Mais pourquoi étais-je aussi nerveuse ?! Je n'avais commis aucun crime après tout. Le souci, c'est que je n'avais absolument aucune idée de la réaction de ma génitrice quand elle verrait Julien, ou quand je devrais lui expliquer que je sortais avec un garçon. "Enfin !", ce sont les futures paroles que je lui porte sans aucun doute. Mais comment deviner ? Certains ados étaient conscients que leurs parents allaient les bassiner de questions improbables et gênantes, ils les prévoyaient à l'avance. D'autre savaient depuis longtemps que leur famille se moquerait de qui ils fréquentaient. Ce qui me dérangeait, c'était de ne pas pouvoir situer ma mère dans tout cela. Elle avait toujours été occupée pour aborder ce genre de choses avec moi, aussi loin que je me souvienne. Ce n'était pas pour autant qu'elle se fichait de moi, ou du moins je l'espère. Elle avait essayé, à de nombreuses reprises. Ses vacances étaient rares et même là, son esprit était occupé à penser au travail ou à une chose plus importante et dérangeante. Nos discussions n'aboutissaient jamais correctement comme elle l'avait prévu. Je savais que mon père abrégerait vite le sujet et se contenterait d'être heureux que je ne sois plus seule en errant sans but. Ils me prenaient réellement pour une fille associable renfermée au bout du compte, ce n'était pas croyable. Si j'avais eu un parent au courant de cette électricité, j'aurais pu demander de l'aide plus tôt. Mais cette inconscience m'avait encore plus tirée en arrière dans ma vie.

- Bon sang, Elsa ! Tu vas me donner le tournis !

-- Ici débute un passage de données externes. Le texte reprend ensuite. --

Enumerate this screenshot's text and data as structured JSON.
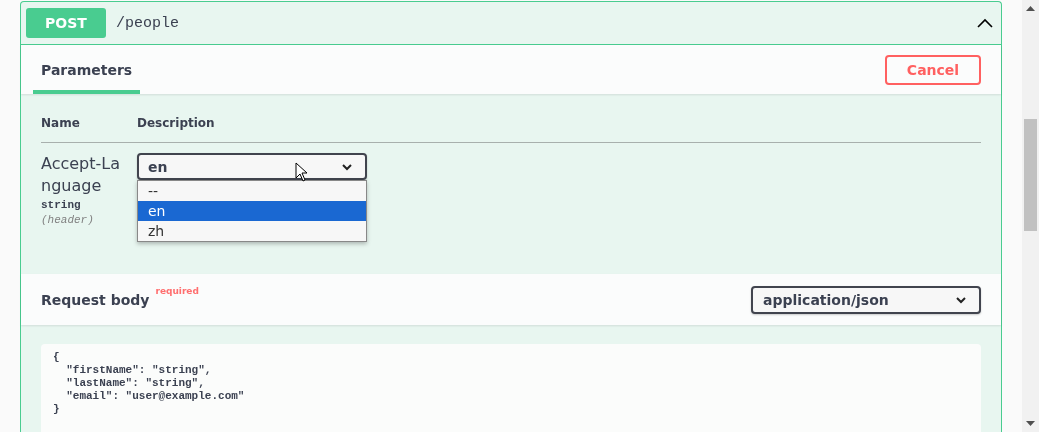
{
  "operation": {
    "method": "POST",
    "path": "/people",
    "expanded": true
  },
  "tabs": [
    {
      "label": "Parameters",
      "selected": true
    }
  ],
  "cancel_button": "Cancel",
  "parameters": {
    "columns": [
      "Name",
      "Description"
    ],
    "rows": [
      {
        "name": "Accept-Language",
        "type": "string",
        "location": "(header)",
        "value": "en",
        "open": true,
        "options": [
          {
            "label": "--",
            "selected": false
          },
          {
            "label": "en",
            "selected": true
          },
          {
            "label": "zh",
            "selected": false
          }
        ]
      }
    ]
  },
  "request_body": {
    "title": "Request body",
    "required": "required",
    "content_type": "application/json",
    "example": "{\n  \"firstName\": \"string\",\n  \"lastName\": \"string\",\n  \"email\": \"user@example.com\"\n}"
  }
}
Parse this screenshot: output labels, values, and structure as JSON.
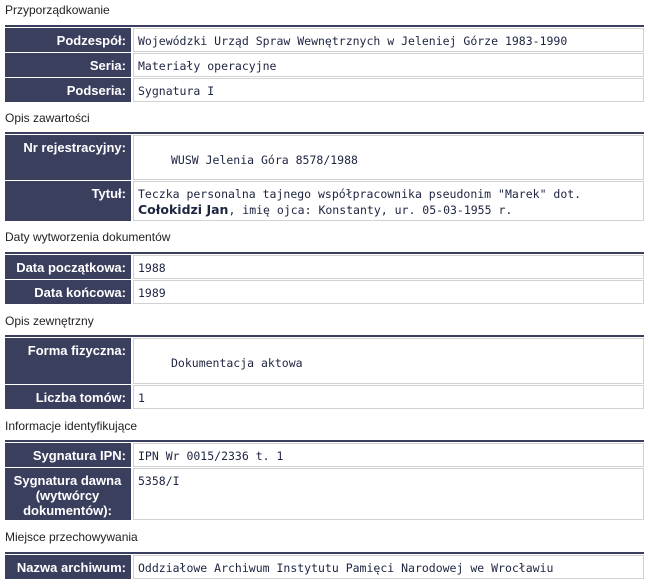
{
  "sections": {
    "przyporzadkowanie": "Przyporządkowanie",
    "opis_zawartosci": "Opis zawartości",
    "daty": "Daty wytworzenia dokumentów",
    "opis_zewnetrzny": "Opis zewnętrzny",
    "informacje": "Informacje identyfikujące",
    "miejsce": "Miejsce przechowywania"
  },
  "fields": {
    "podzespol": {
      "label": "Podzespół:",
      "value": "Wojewódzki Urząd Spraw Wewnętrznych w Jeleniej Górze 1983-1990"
    },
    "seria": {
      "label": "Seria:",
      "value": "Materiały operacyjne"
    },
    "podseria": {
      "label": "Podseria:",
      "value": "Sygnatura I"
    },
    "nr_rejestracyjny": {
      "label": "Nr rejestracyjny:",
      "value": "WUSW Jelenia Góra 8578/1988"
    },
    "tytul": {
      "label": "Tytuł:",
      "value_prefix": "Teczka personalna tajnego współpracownika pseudonim \"Marek\" dot. ",
      "value_bold": "Cołokidzi Jan",
      "value_suffix": ", imię ojca: Konstanty, ur. 05-03-1955 r."
    },
    "data_poczatkowa": {
      "label": "Data początkowa:",
      "value": "1988"
    },
    "data_koncowa": {
      "label": "Data końcowa:",
      "value": "1989"
    },
    "forma_fizyczna": {
      "label": "Forma fizyczna:",
      "value": "Dokumentacja aktowa"
    },
    "liczba_tomow": {
      "label": "Liczba tomów:",
      "value": "1"
    },
    "sygnatura_ipn": {
      "label": "Sygnatura IPN:",
      "value": "IPN Wr 0015/2336 t. 1"
    },
    "sygnatura_dawna": {
      "label": "Sygnatura dawna (wytwórcy dokumentów):",
      "value": "5358/I"
    },
    "nazwa_archiwum": {
      "label": "Nazwa archiwum:",
      "value": "Oddziałowe Archiwum Instytutu Pamięci Narodowej we Wrocławiu"
    }
  },
  "colors": {
    "label_bg": "#3b3f5e",
    "label_text": "#ffffff",
    "value_text": "#1d2440",
    "border": "#d2d2d2"
  }
}
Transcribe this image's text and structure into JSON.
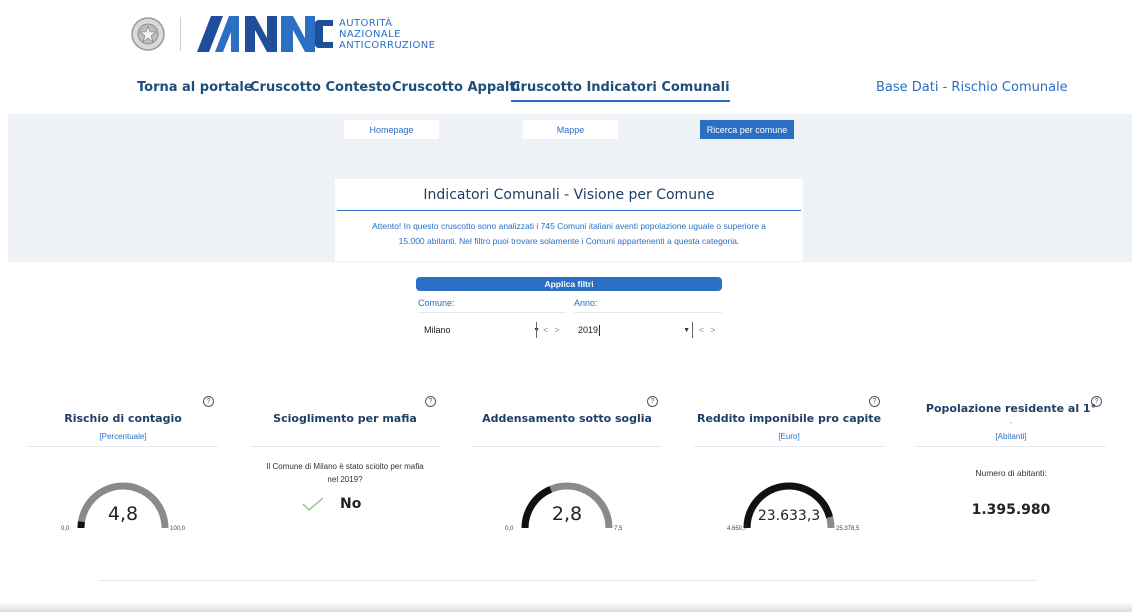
{
  "header": {
    "org_name": [
      "AUTORITÀ",
      "NAZIONALE",
      "ANTICORRUZIONE"
    ]
  },
  "topnav": {
    "items": [
      "Torna al portale",
      "Cruscotto Contesto",
      "Cruscotto Appalti",
      "Cruscotto Indicatori Comunali"
    ],
    "active_index": 3,
    "right_link": "Base Dati - Rischio Comunale"
  },
  "subtabs": {
    "items": [
      "Homepage",
      "Mappe",
      "Ricerca per comune"
    ],
    "active_index": 2
  },
  "main": {
    "title": "Indicatori Comunali - Visione per Comune",
    "notice_line1": "Attento! In questo cruscotto sono analizzati i 745 Comuni italiani aventi popolazione uguale o superiore a",
    "notice_line2": "15.000 abitanti. Nel filtro puoi trovare solamente i Comuni appartenenti a questa categoria."
  },
  "filters": {
    "apply_label": "Applica filtri",
    "comune_label": "Comune:",
    "comune_value": "Milano",
    "anno_label": "Anno:",
    "anno_value": "2019",
    "prev": "<",
    "next": ">"
  },
  "kpis": {
    "help_glyph": "?",
    "contagio": {
      "title": "Rischio di contagio",
      "unit": "[Percentuale]",
      "value": "4,8",
      "min": "0,0",
      "max": "100,0",
      "fraction": 0.048
    },
    "mafia": {
      "title": "Scioglimento per mafia",
      "question_line1": "Il Comune di Milano è stato sciolto per mafia",
      "question_line2": "nel 2019?",
      "answer": "No"
    },
    "addensamento": {
      "title": "Addensamento sotto soglia",
      "value": "2,8",
      "min": "0,0",
      "max": "7,5",
      "fraction": 0.373
    },
    "reddito": {
      "title": "Reddito imponibile pro capite",
      "unit": "[Euro]",
      "value": "23.633,3",
      "min": "4.650,7",
      "max": "25.378,5",
      "fraction": 0.916
    },
    "popolazione": {
      "title": "Popolazione residente al 1°",
      "sub": "-",
      "unit": "[Abitanti]",
      "label": "Numero di abitanti:",
      "value": "1.395.980"
    }
  },
  "colors": {
    "accent": "#2a6fc4",
    "gauge_fill": "#111111",
    "gauge_track": "#8a8a8a"
  }
}
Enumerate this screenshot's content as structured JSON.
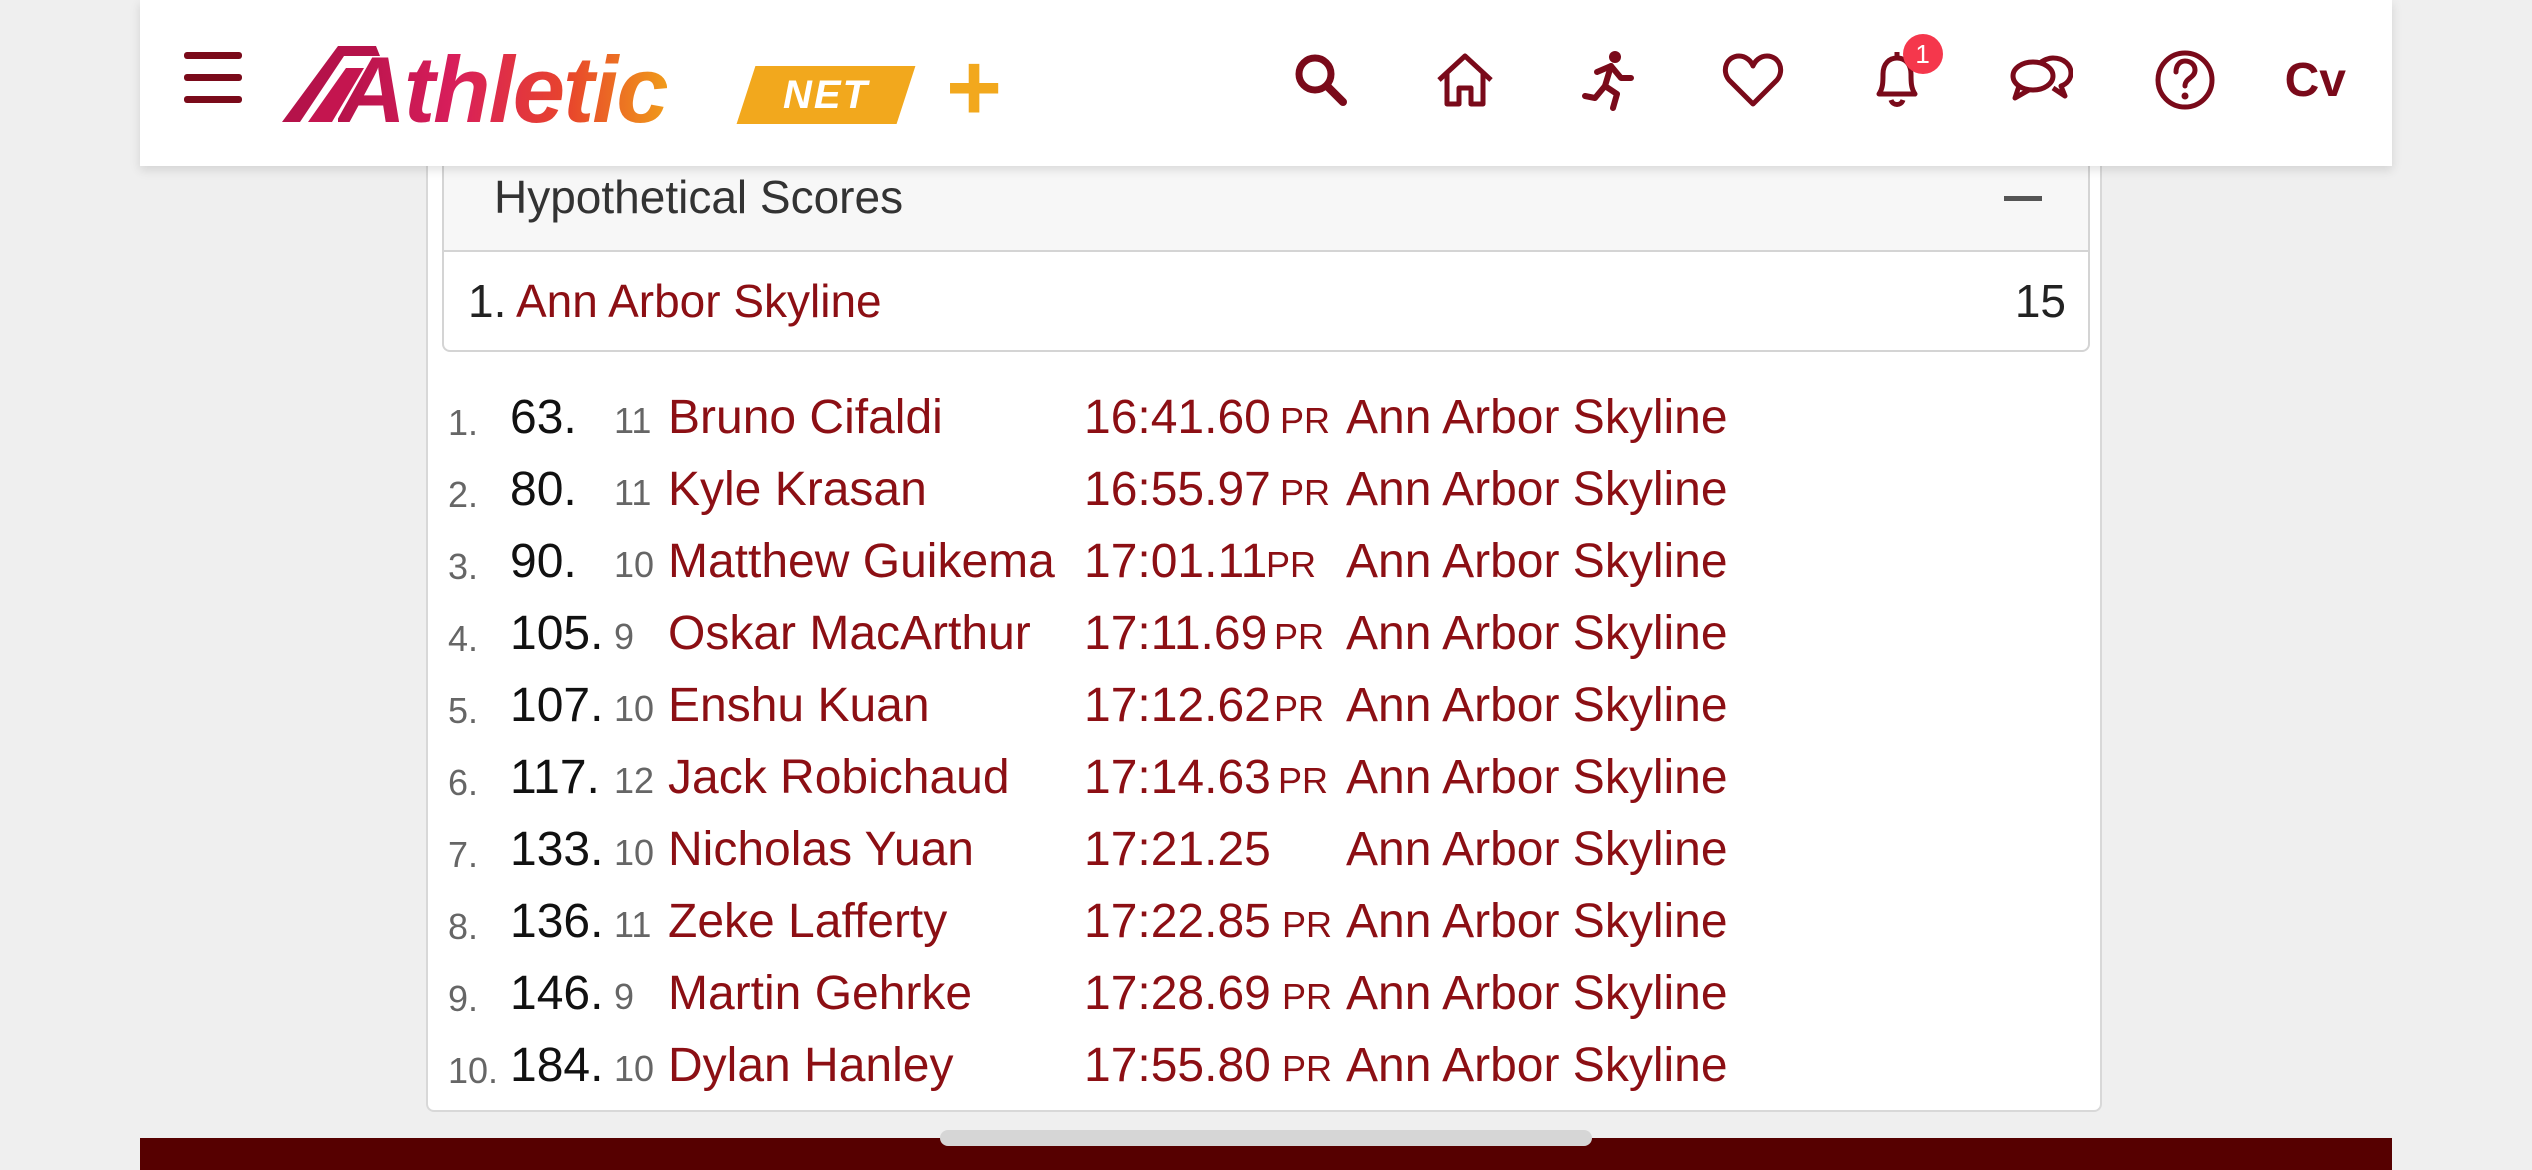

Je sentis des mains dans mon dos me soulever par la taille jusqu'à aller me reposer assise sur la table en bois. Mes pieds poursuivirent pourtant leur course effrénée en pataugeant dans le vide. Julien s'approcha brusquement de moi jusqu'à ce que son visage soit au plus près du mien. Il saisit tendrement mon visage entre ses deux mains.

- Arête de te tracasser, me susurra-t-il.

Je restai figée, mes jambes avaient cessé de se balancer.

- Et puis je te rappelle que je ressens simultanément la même chose que toi, ajouta-t-il dans un faible rire.

Je souris et me remis à respirer à plein poumons alors que mes muscles se détendaient du stress que je leur avais infligé. La seule chose que je ne pouvais m'empêcher de regarder étaient ses magnifiques yeux bleus incandescents tournés vers moi.

- Je suis sincèrement désolée de t'infliger ma stupidité, dis-je en expirant.

Il sourit à m'en faire oublier mes problèmes.